Beginning in 1961, and continuing throughout her life, Helen Farr Sloan nurtured a special relationship with the Delaware Art Museum. Because of Helen Farr Sloan’s gifts and scholarship, the Delaware Art Museum received more than 5,000 works including the preeminent collection of the work of John Sloan with virtually every aspect of his career represented. This has made the Delaware Art Museum the leading repository for the study of John Sloan, who was noted for his realistic images of turn-of-the-century New York City. In the early 1960s, she also taught art part-time at Regis High School in Manhattan.

Helen Farr Sloan joined The Howard Pyle Studio Group as a member and rented an art studio from the group where she lived on the second floor during her time in Wilmington, Delaware. While staying in Wilmington she developed a close friendship with members of The Studio Group who held two exhibitions of Helen Farr Sloan's work. The first exhibition was held May 1,2, and 3, 1992. The second Howard Pyle Studio Group exhibition of Farr's work was held in April of 1998. Catalogs with pictures were produced for both exhibitions.
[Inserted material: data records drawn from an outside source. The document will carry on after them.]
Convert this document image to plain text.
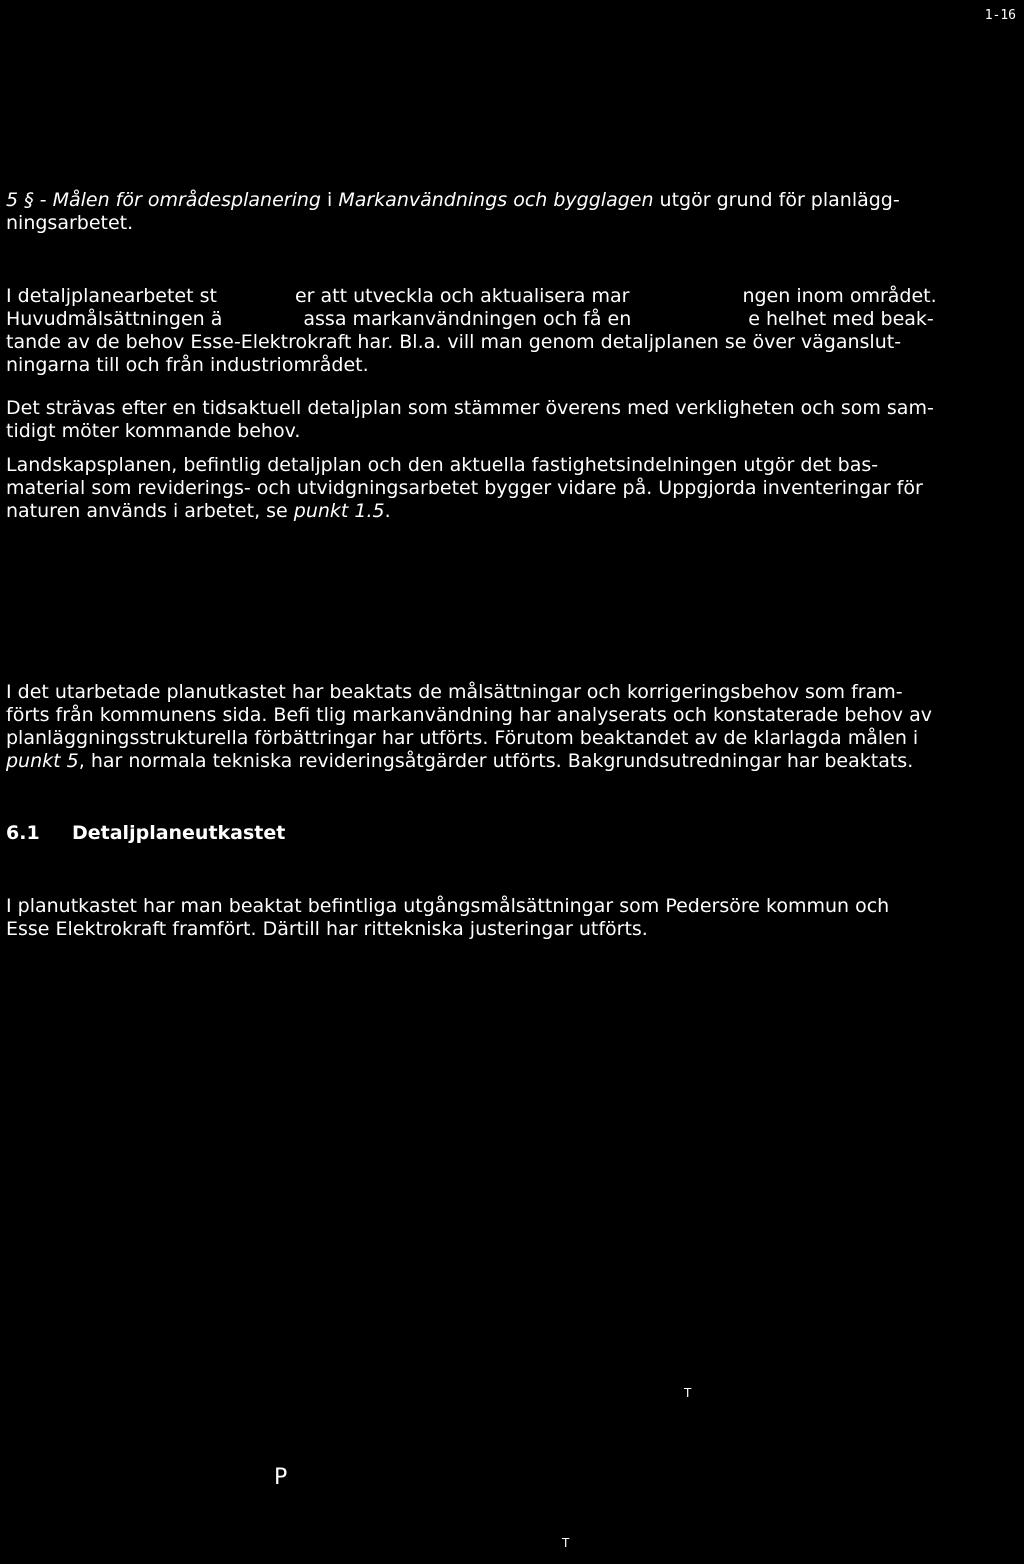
1-16
5 § - Målen för områdesplanering i Markanvändnings och bygglagen utgör grund för planlägg-
ningsarbetet.
I detaljplanearbetet st	er att utveckla och aktualisera mar	ngen inom området.
Huvudmålsättningen ä	assa markanvändningen och få en	e helhet med beak-
tande av de behov Esse-Elektrokraft har. Bl.a. vill man genom detaljplanen se över väganslut-
ningarna till och från industriområdet.
Det strävas efter en tidsaktuell detaljplan som stämmer överens med verkligheten och som sam-
tidigt möter kommande behov.
Landskapsplanen, befintlig detaljplan och den aktuella fastighetsindelningen utgör det bas-
material som reviderings- och utvidgningsarbetet bygger vidare på. Uppgjorda inventeringar för
naturen används i arbetet, se punkt 1.5.
I det utarbetade planutkastet har beaktats de målsättningar och korrigeringsbehov som fram-
förts från kommunens sida. Befi tlig markanvändning har analyserats och konstaterade behov av
planläggningsstrukturella förbättringar har utförts. Förutom beaktandet av de klarlagda målen i
punkt 5, har normala tekniska revideringsåtgärder utförts. Bakgrundsutredningar har beaktats.
6.1 Detaljplaneutkastet
I planutkastet har man beaktat befintliga utgångsmålsättningar som Pedersöre kommun och
Esse Elektrokraft framfört. Därtill har rittekniska justeringar utförts.
T
P
T
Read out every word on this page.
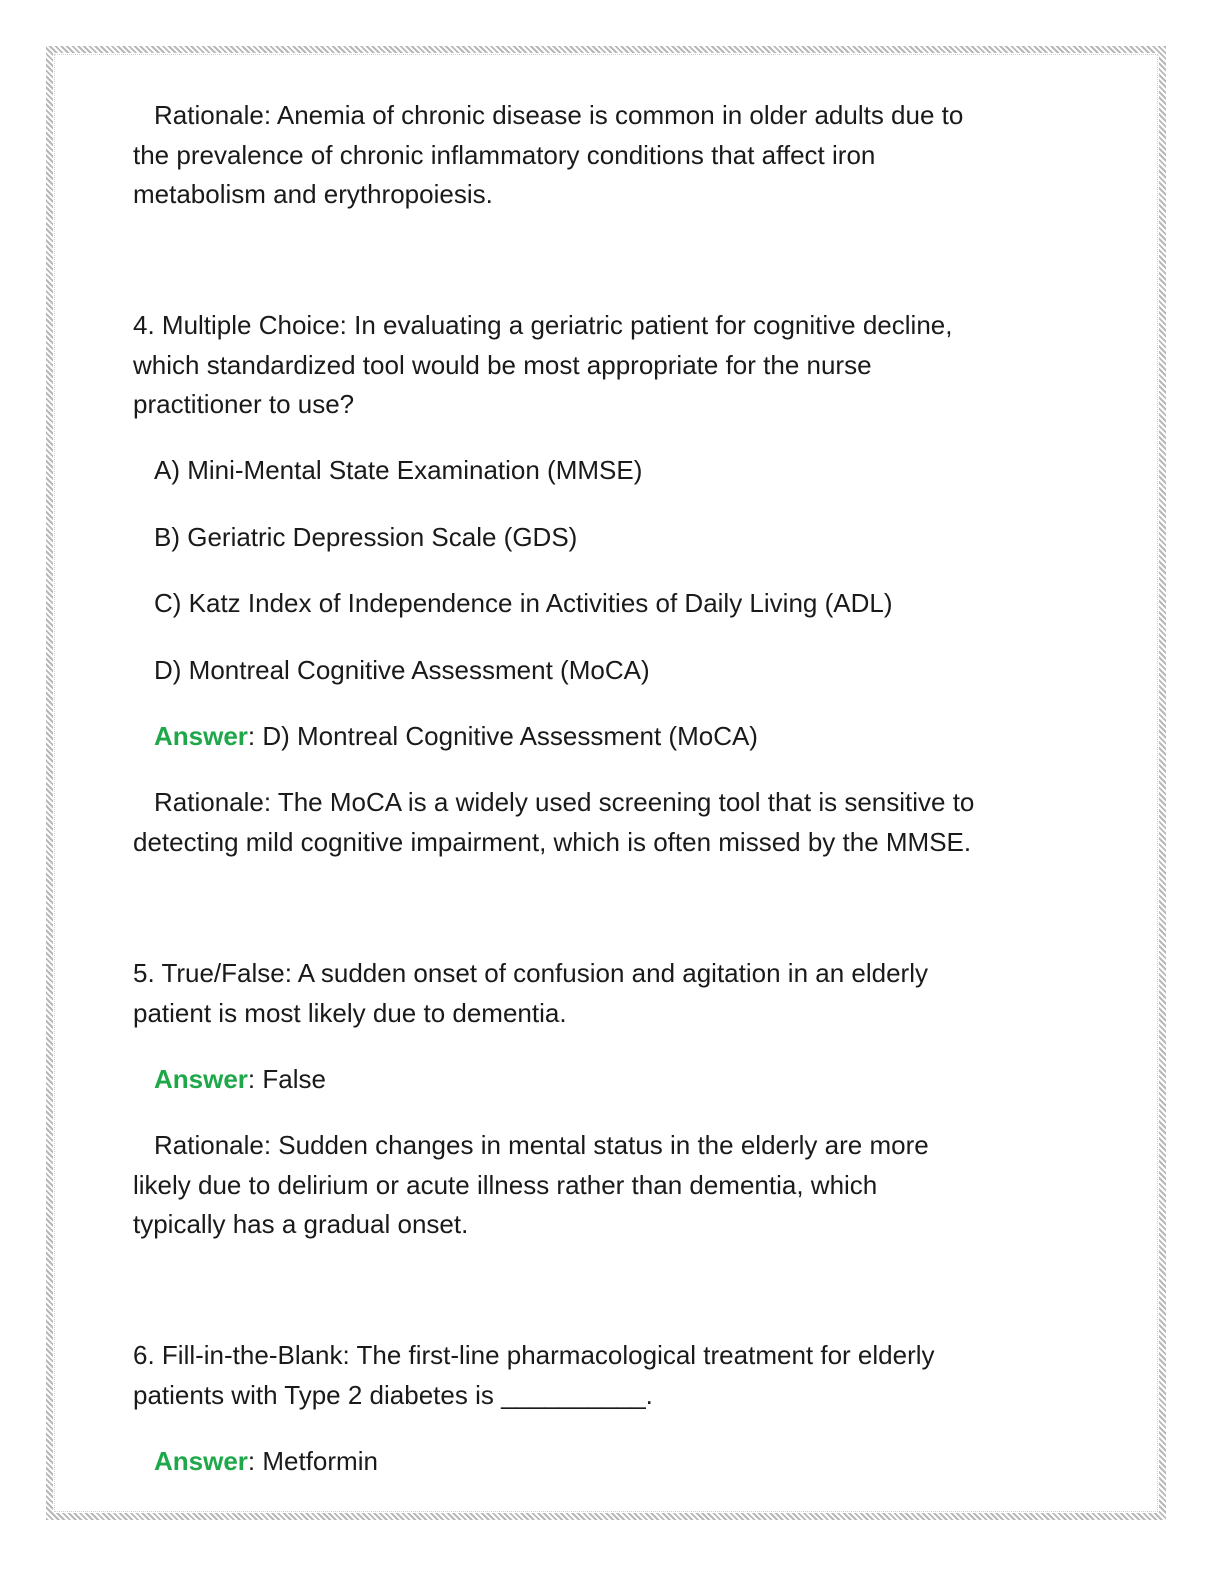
Rationale: Anemia of chronic disease is common in older adults due to

the prevalence of chronic inflammatory conditions that affect iron

metabolism and erythropoiesis.

4. Multiple Choice: In evaluating a geriatric patient for cognitive decline,

which standardized tool would be most appropriate for the nurse

practitioner to use?

A) Mini-Mental State Examination (MMSE)

B) Geriatric Depression Scale (GDS)

C) Katz Index of Independence in Activities of Daily Living (ADL)

D) Montreal Cognitive Assessment (MoCA)

Answer: D) Montreal Cognitive Assessment (MoCA)

Rationale: The MoCA is a widely used screening tool that is sensitive to

detecting mild cognitive impairment, which is often missed by the MMSE.

5. True/False: A sudden onset of confusion and agitation in an elderly

patient is most likely due to dementia.

Answer: False

Rationale: Sudden changes in mental status in the elderly are more

likely due to delirium or acute illness rather than dementia, which

typically has a gradual onset.

6. Fill-in-the-Blank: The first-line pharmacological treatment for elderly

patients with Type 2 diabetes is __________.

Answer: Metformin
In 1999 Teleduction produced a film titled Helen Farr Sloan: An Artistic Vision as part of an initiative to document the lives and careers of notable artists. The initiative was supported by the Delaware Art Museum as a teaching tool in their galleries. The videos were then distributed to public broadcasting stations, schools, and museums free of charge. The film premiered on February 23, 2000 at the Delaware Art Museum.

Helen Farr Sloan died at the age of 94 in Wilmington, Delaware.